Employers who do not meet the quota must pay a fine to the Disabled Person’s Employment Security Fund.
Phenomenon of “guakao has arisen. Companies employ disabled people without giving them actual work to complete.
 
Other companies report paying the fine rather than complying with the quota.  Some justify this by saying that finding candidates is a challenge
 
Hong Kong

Governmental Incentives

The Labour Department of the Hong Kong SAR Government has a Selective Placement Division which provides employment services to job seekers with disabilities.
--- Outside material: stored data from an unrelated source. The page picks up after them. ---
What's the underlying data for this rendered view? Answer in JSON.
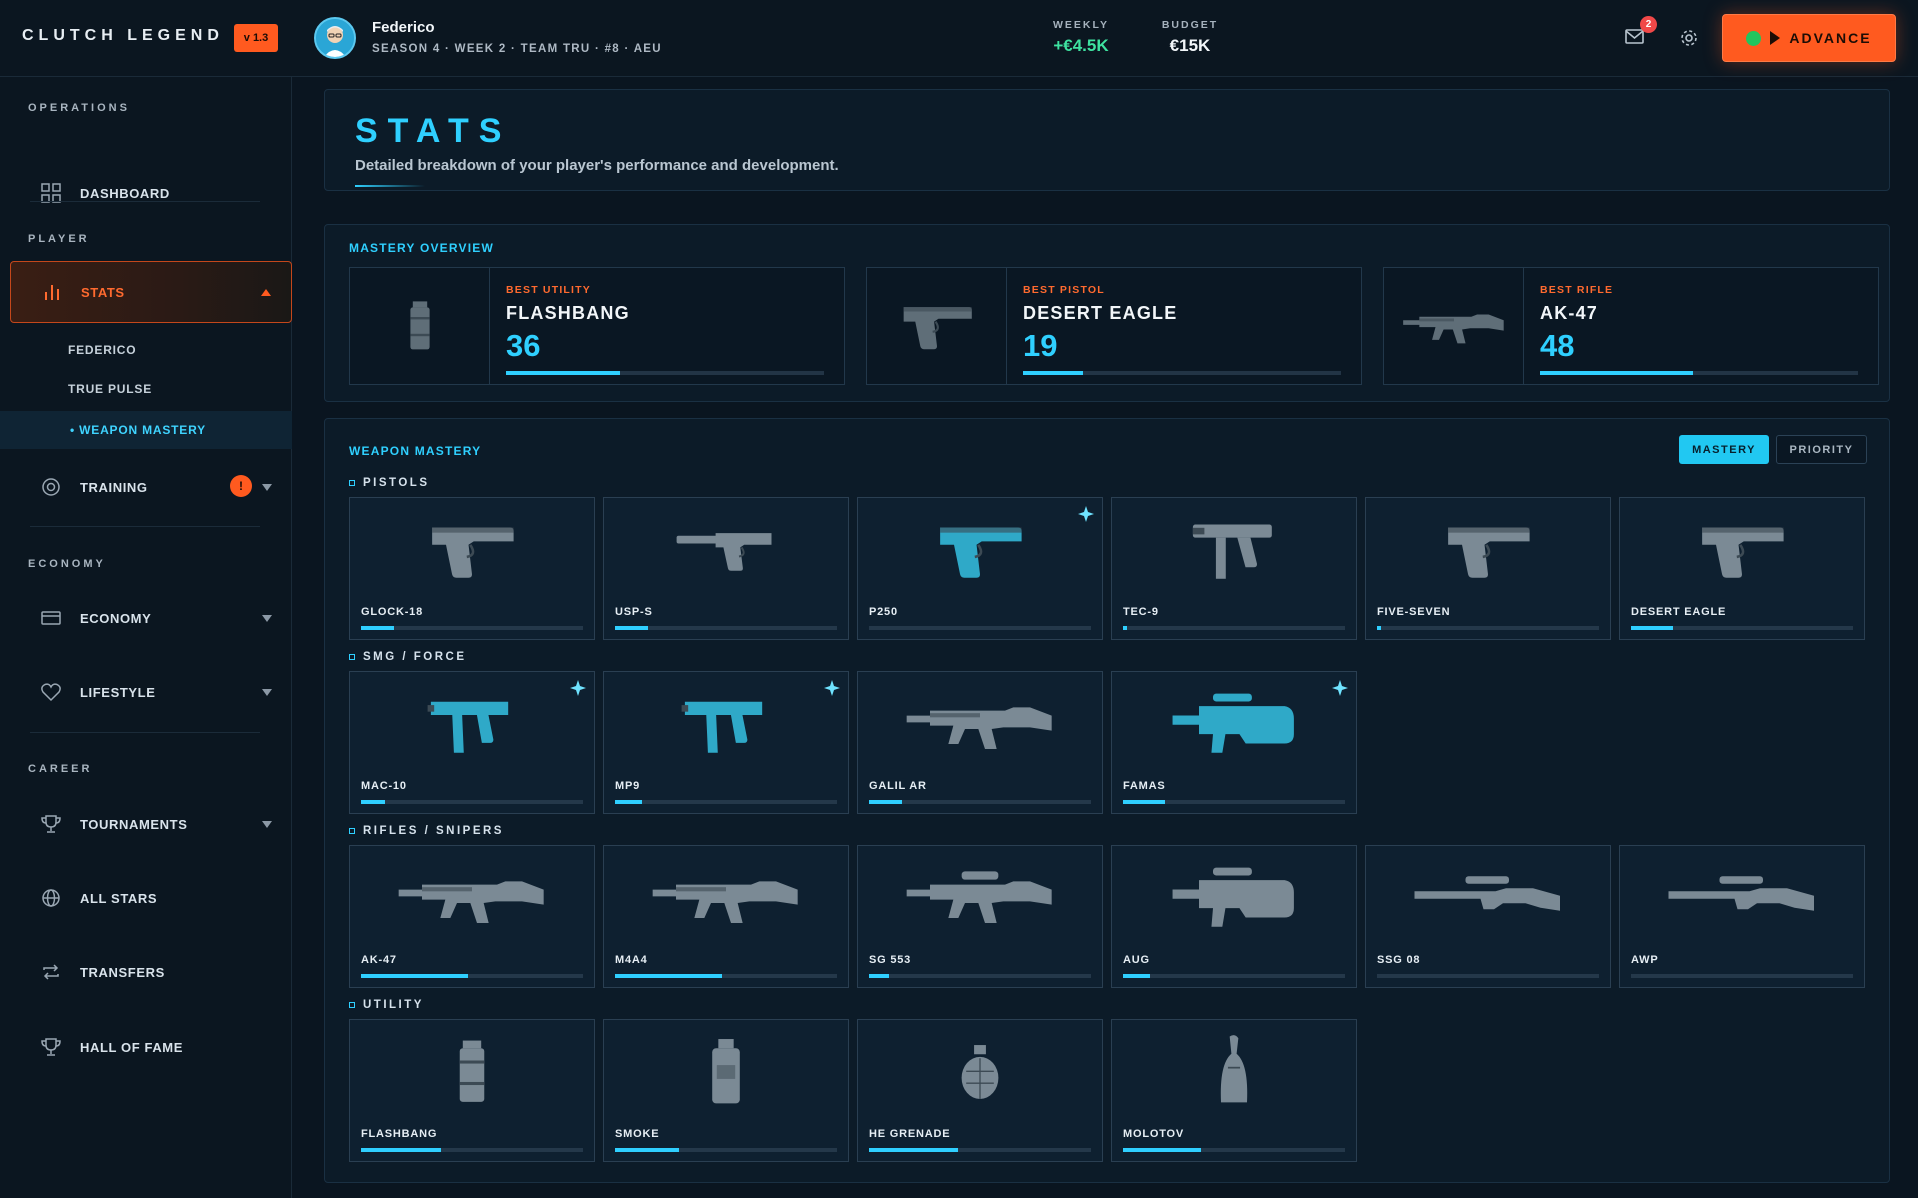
{
  "app": {
    "brand": "CLUTCH LEGEND",
    "version": "v 1.3"
  },
  "player": {
    "name": "Federico",
    "subtitle": "SEASON 4 · WEEK 2 · TEAM TRU · #8 · AEU"
  },
  "finance": {
    "weekly_label": "WEEKLY",
    "weekly_value": "+€4.5K",
    "budget_label": "BUDGET",
    "budget_value": "€15K"
  },
  "notifications": {
    "mail_count": "2"
  },
  "advance_label": "ADVANCE",
  "colors": {
    "accent": "#2fd0ff",
    "brand": "#ff5a1f",
    "positive": "#3ee2a0",
    "panel": "#0c1b28"
  },
  "sidebar": {
    "sections": [
      "OPERATIONS",
      "PLAYER",
      "ECONOMY",
      "CAREER"
    ],
    "items": {
      "dashboard": "DASHBOARD",
      "stats": "STATS",
      "training": "TRAINING",
      "economy": "ECONOMY",
      "lifestyle": "LIFESTYLE",
      "tournaments": "TOURNAMENTS",
      "all_stars": "ALL STARS",
      "transfers": "TRANSFERS",
      "hall_of_fame": "HALL OF FAME"
    },
    "stats_sub": [
      "FEDERICO",
      "TRUE PULSE",
      "• WEAPON MASTERY"
    ],
    "training_badge": "!"
  },
  "page": {
    "title": "STATS",
    "description": "Detailed breakdown of your player's performance and development."
  },
  "mastery_overview": {
    "title": "MASTERY OVERVIEW",
    "cards": [
      {
        "category": "BEST UTILITY",
        "weapon": "FLASHBANG",
        "value": "36",
        "progress": 0.36,
        "icon": "grenade-icon"
      },
      {
        "category": "BEST PISTOL",
        "weapon": "DESERT EAGLE",
        "value": "19",
        "progress": 0.19,
        "icon": "pistol-icon"
      },
      {
        "category": "BEST RIFLE",
        "weapon": "AK-47",
        "value": "48",
        "progress": 0.48,
        "icon": "rifle-icon"
      }
    ]
  },
  "weapon_mastery": {
    "title": "WEAPON MASTERY",
    "toggle": {
      "mastery": "MASTERY",
      "priority": "PRIORITY"
    },
    "groups": [
      {
        "label": "PISTOLS",
        "weapons": [
          {
            "name": "GLOCK-18",
            "progress": 0.15,
            "icon": "pistol-icon",
            "featured": false
          },
          {
            "name": "USP-S",
            "progress": 0.15,
            "icon": "silenced-pistol-icon",
            "featured": false
          },
          {
            "name": "P250",
            "progress": 0.0,
            "icon": "pistol-icon",
            "featured": true
          },
          {
            "name": "TEC-9",
            "progress": 0.02,
            "icon": "machine-pistol-icon",
            "featured": false
          },
          {
            "name": "FIVE-SEVEN",
            "progress": 0.02,
            "icon": "pistol-icon",
            "featured": false
          },
          {
            "name": "DESERT EAGLE",
            "progress": 0.19,
            "icon": "pistol-icon",
            "featured": false
          }
        ]
      },
      {
        "label": "SMG / FORCE",
        "weapons": [
          {
            "name": "MAC-10",
            "progress": 0.11,
            "icon": "smg-icon",
            "featured": true
          },
          {
            "name": "MP9",
            "progress": 0.12,
            "icon": "smg-icon",
            "featured": true
          },
          {
            "name": "GALIL AR",
            "progress": 0.15,
            "icon": "rifle-icon",
            "featured": false
          },
          {
            "name": "FAMAS",
            "progress": 0.19,
            "icon": "bullpup-icon",
            "featured": true
          }
        ]
      },
      {
        "label": "RIFLES / SNIPERS",
        "weapons": [
          {
            "name": "AK-47",
            "progress": 0.48,
            "icon": "rifle-icon",
            "featured": false
          },
          {
            "name": "M4A4",
            "progress": 0.48,
            "icon": "rifle-icon",
            "featured": false
          },
          {
            "name": "SG 553",
            "progress": 0.09,
            "icon": "scoped-rifle-icon",
            "featured": false
          },
          {
            "name": "AUG",
            "progress": 0.12,
            "icon": "bullpup-icon",
            "featured": false
          },
          {
            "name": "SSG 08",
            "progress": 0.0,
            "icon": "sniper-icon",
            "featured": false
          },
          {
            "name": "AWP",
            "progress": 0.0,
            "icon": "sniper-icon",
            "featured": false
          }
        ]
      },
      {
        "label": "UTILITY",
        "weapons": [
          {
            "name": "FLASHBANG",
            "progress": 0.36,
            "icon": "grenade-icon",
            "featured": false
          },
          {
            "name": "SMOKE",
            "progress": 0.29,
            "icon": "smoke-grenade-icon",
            "featured": false
          },
          {
            "name": "HE GRENADE",
            "progress": 0.4,
            "icon": "frag-grenade-icon",
            "featured": false
          },
          {
            "name": "MOLOTOV",
            "progress": 0.35,
            "icon": "molotov-icon",
            "featured": false
          }
        ]
      }
    ]
  }
}
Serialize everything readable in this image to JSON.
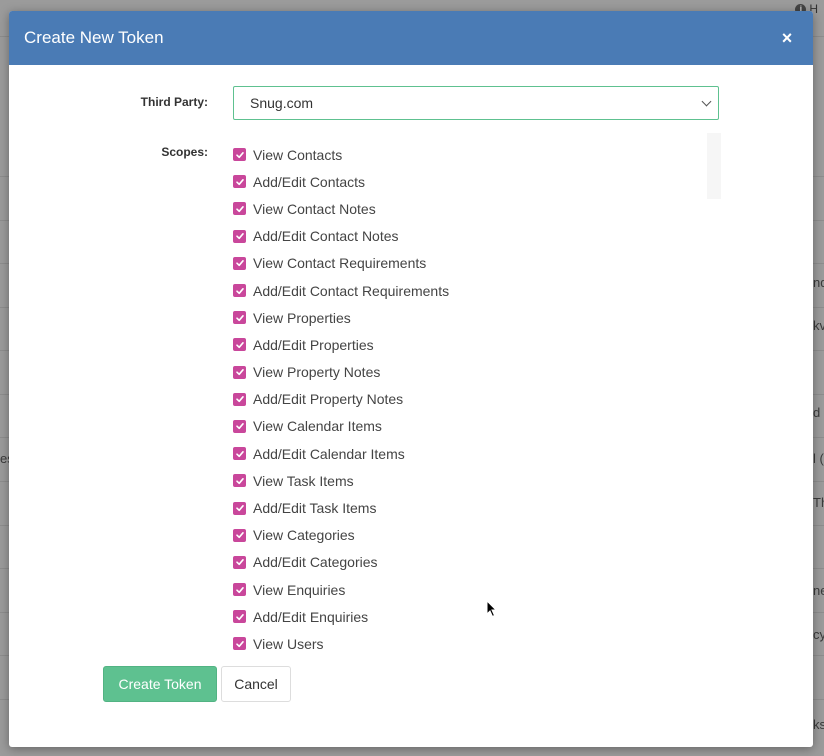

Job vacancies from interested employers are posted and candidates are provided with employment counseling and guidance.
 
The Government’s Workplace Orientation and Placement Scheme provides employers with monthly allowances for 9 months to facilitate the recruitment of employees with disabilities. 
 
The Social Welfare Department of the Hong Kong SAR Government provides one-off subsidies capped at HK$20,000 to companies to purchase assistive devices or make workplace accommodations for employees who have disabilities.   
Unemployment rates for disabled people in Hong Kong remain high. 
 
Jobs posted on the Selective Placement Division tend to be administrative or blue collar and may not be suitable for candidates who are degree holders.

India

Governmental Employment Quota

In 2017, the quota was raised from 3 to 4% in government jobs and educational institutions from 4 to 5%.
 
Penalties of up to Rs 500,000 (US$7,750) and potential imprisonment if the Disability Law is not followed accordingly.
There is no quota in place for private sector employers.
Prateek Kaul of GiftAbled believes that the quota is yet to be met, although accurate data is not available.

Japan

Quotas

Private enterprises: minimum - 1.6%; Stipulated special corporations: minimum - 1.9%;
National and regional public organisations:  2.0% for clerical operations; 1.9% for non-clerical operations.
 
Fines taken from companies that do not meet the quota are fed back to companies that have succeeded in making the quota to help cover costs incurred through the employment of persons with disabilities.
 
The Act on Employment Promotion of Persons with Disabilities was approved in 2005.
Japanese ministries were recently found fabricating data regarding the number of disability hires made.

Singapore

Governmental Incentives

There is no quota to legally ensure corporations hire people with disabilities; however they have governmental incentives such as The Open Door Programme which encourages the employment of people with disabilities by providing funding to lower the cost for apprenticeships, workplace modification, and job redesign and support.

 

Incentives appear to be effective. According to the Disabled People’s Association Singapore, “the employment opportunities for people with disabilities in Singapore have increased in the last two decades because of strong economic development”.
 
Since its creation the government has funded SG$3.2 million worth of subsidies working with 220 companies.